W kluczowej części przemówienia brytyjska premier zaproponowała dwuletni okres przejściowy między wyjściem W. Brytanii z Unii Europejskiej a wejściem w życie przyszłych ustaleń dotyczących nowej relacji pomiędzy stronami.
Jak zaznaczyła, "to, jak długo (ten okres) potrwa, zależy od tego, jak długo zajmie przygotowanie nowych systemów", m.in. zasad imigracji do Wielkiej Brytanii, ale zasugerowała, że mogłyby to być dwa lata.

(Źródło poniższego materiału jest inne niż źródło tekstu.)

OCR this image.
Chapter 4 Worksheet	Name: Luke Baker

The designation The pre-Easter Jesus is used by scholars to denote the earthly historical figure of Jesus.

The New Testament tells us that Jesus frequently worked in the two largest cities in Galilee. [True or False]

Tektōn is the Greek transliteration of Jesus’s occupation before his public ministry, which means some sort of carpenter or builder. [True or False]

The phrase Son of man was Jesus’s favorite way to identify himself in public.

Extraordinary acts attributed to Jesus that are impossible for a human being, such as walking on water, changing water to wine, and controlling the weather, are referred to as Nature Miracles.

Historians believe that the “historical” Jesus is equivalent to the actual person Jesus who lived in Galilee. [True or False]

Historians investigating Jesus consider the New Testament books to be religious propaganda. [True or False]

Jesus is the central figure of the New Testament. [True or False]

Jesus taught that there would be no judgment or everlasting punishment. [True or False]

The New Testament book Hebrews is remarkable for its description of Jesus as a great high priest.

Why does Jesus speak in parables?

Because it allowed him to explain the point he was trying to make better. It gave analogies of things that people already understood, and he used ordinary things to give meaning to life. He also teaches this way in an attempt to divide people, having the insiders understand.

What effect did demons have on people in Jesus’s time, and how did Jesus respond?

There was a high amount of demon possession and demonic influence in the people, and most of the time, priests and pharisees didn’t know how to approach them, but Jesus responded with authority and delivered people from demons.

Gdyby ta propozycja została zaakceptowana przez UE, sprowadzałaby się do ograniczonego czasowo przedłużenia obecnych regulacji, włącznie ze swobodą przepływu osób i jurysdykcją Trybunału Sprawiedliwości UE, także po wyjściu W. Brytanii ze Wspólnoty.
Osoby przyjeżdżające po dacie Brexitu byłyby jednak zmuszone do rejestracji w systemie, który byłby później wykorzystywany w nowym systemie migracyjnym po zakończeniu okresu przejściowego.
Jednocześnie jednak źródła w brytyjskim rządzie zapewniły PAP, że nie jest planowana dalsza partycypacja W. Brytanii w budżecie UE po wygaśnięciu obecnych wieloletnich ram finansowych w 2020 r. Jak zaznaczono, Londyn nie zgodzi się także na dopłacanie za dostęp do unijnego rynku, zarówno w okresie przejściowym, jak i po jego zakończeniu.
Piątkowe wystąpienie we Florencji było drugim przemówieniem programowym May poświęconym wyjściu z UE po styczniowym przemówieniu w Lancaster House w Londynie, w którym nakreśliła rządową strategię zakładającą m.in. wyjście ze wspólnego rynku i unii celnej oraz zakończenie swobody przepływu osób.
Przed wystąpieniem May w pobliżu kompleksu Santa Maria Novella zebrało się nieco ponad 150 protestujących, w większości Brytyjczyków mieszkających we Włoszech, którzy domagali się przyspieszenia rozmów dotyczących uznania praw obywateli po wyjściu W. Brytanii z UE.
"Chcemy pokazać solidarność z 3,4 mln obywateli UE w Wielkiej Brytanii, w tym około milionem Polaków, oraz 1,6 mln Brytyjczyków mieszkających w Europie, którzy przechodzą trudne chwile w związku z niepewnością dotyczącą ich przyszłości" - tłumaczył w rozmowie z PAP Roger Casale z organizacji New Europeans.
Kolejna, czwarta runda negocjacji między W. Brytanią a UE jest zaplanowana na najbliższy tydzień.
Wielka Brytania rozpoczęła proces wyjścia z UE 29 marca br. i powinna opuścić Wspólnotę do końca marca 2019 roku.